With that, he released her, something like agony flickering across his face and flaring deep in his eyes as he devoured her one last time. And then he was gone, sidling through the restaurant and out into the night so quickly it was like he’d never been.
Stunned, Layla still simmered with annihilation, every nerve on fire. Reaching out, she claimed her wine, downing it. Arron was there quickly, refilling her glass, his big grey eyes deeply alarmed. “Layla? What just happened? Did your date just ditch you?”
“I don’t know.” Layla gave a slow blink and looked up at him.
“Are you ok?” He spoke again softly, reading her distress.

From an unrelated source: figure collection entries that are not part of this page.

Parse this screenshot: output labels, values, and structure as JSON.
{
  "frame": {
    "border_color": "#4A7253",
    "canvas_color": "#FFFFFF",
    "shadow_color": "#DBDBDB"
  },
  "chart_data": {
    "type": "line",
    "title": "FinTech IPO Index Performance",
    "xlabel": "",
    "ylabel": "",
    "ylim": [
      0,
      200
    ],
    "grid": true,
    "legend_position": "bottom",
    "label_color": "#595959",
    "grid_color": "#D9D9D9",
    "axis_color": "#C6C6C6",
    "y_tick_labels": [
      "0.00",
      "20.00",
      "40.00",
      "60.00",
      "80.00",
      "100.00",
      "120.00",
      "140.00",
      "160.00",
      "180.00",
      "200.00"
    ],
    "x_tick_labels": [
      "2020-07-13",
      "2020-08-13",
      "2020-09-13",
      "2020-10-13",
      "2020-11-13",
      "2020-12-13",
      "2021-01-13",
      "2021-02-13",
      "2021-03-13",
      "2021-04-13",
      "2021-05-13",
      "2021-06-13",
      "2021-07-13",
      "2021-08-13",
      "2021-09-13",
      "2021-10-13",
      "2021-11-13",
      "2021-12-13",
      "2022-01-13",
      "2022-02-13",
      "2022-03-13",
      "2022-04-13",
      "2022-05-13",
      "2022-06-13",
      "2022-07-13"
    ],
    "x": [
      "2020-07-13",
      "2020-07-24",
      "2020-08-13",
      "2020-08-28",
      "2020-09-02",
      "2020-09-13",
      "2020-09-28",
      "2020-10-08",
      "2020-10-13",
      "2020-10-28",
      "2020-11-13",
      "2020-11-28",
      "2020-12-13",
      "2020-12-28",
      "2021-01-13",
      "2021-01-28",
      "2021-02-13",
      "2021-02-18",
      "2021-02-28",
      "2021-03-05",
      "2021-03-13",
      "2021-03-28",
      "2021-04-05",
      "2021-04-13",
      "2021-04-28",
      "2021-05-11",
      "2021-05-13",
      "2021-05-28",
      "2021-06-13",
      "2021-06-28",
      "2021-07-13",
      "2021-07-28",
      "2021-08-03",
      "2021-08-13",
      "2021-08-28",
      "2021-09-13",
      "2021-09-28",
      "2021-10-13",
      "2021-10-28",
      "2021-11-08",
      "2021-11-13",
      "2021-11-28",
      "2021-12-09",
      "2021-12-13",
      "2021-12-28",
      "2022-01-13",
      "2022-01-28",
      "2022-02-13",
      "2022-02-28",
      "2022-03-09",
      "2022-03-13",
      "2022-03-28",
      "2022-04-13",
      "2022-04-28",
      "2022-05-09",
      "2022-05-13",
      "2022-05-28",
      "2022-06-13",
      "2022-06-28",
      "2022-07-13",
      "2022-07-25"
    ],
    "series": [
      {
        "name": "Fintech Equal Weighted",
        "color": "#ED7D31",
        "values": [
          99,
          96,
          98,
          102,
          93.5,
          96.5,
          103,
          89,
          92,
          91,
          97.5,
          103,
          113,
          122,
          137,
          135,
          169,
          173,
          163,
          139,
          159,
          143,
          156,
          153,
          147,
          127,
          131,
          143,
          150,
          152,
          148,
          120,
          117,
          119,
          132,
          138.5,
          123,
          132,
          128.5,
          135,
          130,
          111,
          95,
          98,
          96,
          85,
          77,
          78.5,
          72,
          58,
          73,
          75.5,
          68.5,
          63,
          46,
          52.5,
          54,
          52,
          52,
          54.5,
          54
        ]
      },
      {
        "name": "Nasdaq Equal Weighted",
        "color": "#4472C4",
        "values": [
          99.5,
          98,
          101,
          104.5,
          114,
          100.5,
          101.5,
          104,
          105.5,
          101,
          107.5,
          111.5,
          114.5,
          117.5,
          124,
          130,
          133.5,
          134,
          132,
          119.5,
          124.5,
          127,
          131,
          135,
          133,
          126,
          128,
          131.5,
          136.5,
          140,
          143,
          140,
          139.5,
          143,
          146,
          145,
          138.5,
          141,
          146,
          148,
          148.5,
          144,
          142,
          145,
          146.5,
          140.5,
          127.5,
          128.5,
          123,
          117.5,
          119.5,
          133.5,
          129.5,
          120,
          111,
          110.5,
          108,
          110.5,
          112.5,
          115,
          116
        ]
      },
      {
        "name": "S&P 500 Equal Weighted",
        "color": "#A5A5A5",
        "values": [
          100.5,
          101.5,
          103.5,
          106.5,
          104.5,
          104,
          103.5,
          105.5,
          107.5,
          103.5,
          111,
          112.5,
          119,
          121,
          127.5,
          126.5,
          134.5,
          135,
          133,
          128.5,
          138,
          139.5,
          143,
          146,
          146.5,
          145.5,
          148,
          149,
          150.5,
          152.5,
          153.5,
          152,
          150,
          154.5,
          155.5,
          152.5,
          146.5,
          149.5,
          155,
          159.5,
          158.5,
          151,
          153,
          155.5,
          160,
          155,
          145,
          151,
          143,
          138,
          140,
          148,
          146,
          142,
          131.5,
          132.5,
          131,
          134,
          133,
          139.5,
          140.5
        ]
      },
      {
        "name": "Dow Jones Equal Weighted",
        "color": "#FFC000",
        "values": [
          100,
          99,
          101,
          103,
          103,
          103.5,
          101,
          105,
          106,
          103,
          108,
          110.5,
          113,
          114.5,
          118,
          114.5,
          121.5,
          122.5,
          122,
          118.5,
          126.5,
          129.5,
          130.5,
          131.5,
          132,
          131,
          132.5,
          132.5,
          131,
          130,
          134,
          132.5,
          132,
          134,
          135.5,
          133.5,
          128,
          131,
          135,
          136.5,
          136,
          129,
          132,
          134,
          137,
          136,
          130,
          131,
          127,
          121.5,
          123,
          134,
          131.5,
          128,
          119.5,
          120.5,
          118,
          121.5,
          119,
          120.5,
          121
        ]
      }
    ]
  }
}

“I don’t know,” she spoke again, still reeling.
Watching her intently, Arron slid to the chair that Layla’s stranger had just vacated. Reaching out, her sweet lean twink of a housemate took her hand. “You look flushed. Maybe you should eat something, sugar. Perhaps your date was an asshat, but he did leave his card. We can burn a hole in his plastic; give him what-for. I say good riddance. You don’t need another Gavin.”
Layla laughed despite her current state of shock. She realized it looked like she’d just been walked out on by some high-finance asshole who was trying to pay her off with his little black credit card. Layla looked up, a sly smile curling her lips. “Charge my meal and drinks to his card, Arron. Hell, use it to buy everyone’s dinners tonight and give you and your staff a hundred percent tip for every meal. I don’t want his little black card. He can shove it.”
“You go, girl!” Arron grinned, impish with delight.
“And don’t stop with the wine, ok?” Layla swigged back her chardonnay. “Even if I get plastered. I’ll call a Lyft to get back to the house tonight.”
“Or if you get hammered long enough, I’ll drive you back at the end of my shift.” Arron laughed with tinkling delight, then whisked a second bottle of chardonnay out of the rack-wall and uncorked it, setting it to the table. “Be right back with some appetizers.”
Arron whisked away, leaving Layla staring at the door. Watching; waiting. She realized some part of her was hoping her hotel-owning billionaire with his absurd proposal, strange heat, and oceanic eyes would be back. But as she gazed around the restaurant, she noticed she was alone now in her little nook.
Except for the Moroccan wrist-cuff by her plate. The damn thing held court there, looking at her with its bloody coral teardrop and bone-white hamsa. Challenging her; forbidding. Layla reached out, touching the bone of the hamsa with her fingertips. But there were no fireworks now and the silver of the metal had warmed in the restaurant, freed from its climate-controlled case in the gallery. Sliding her hand out, she set her forearm in the open clamshell. Nothing. No burn, no sparks. Closing the cuff, she slid in the silver pin, setting it. Turning her wrist over, she admired the hamsa design, now on her outer forearm. It gazed back as if asking a question with its burning coral centerpiece.
What was she going to do with everything she had discovered tonight?
What was she going to do – with the rest of her life?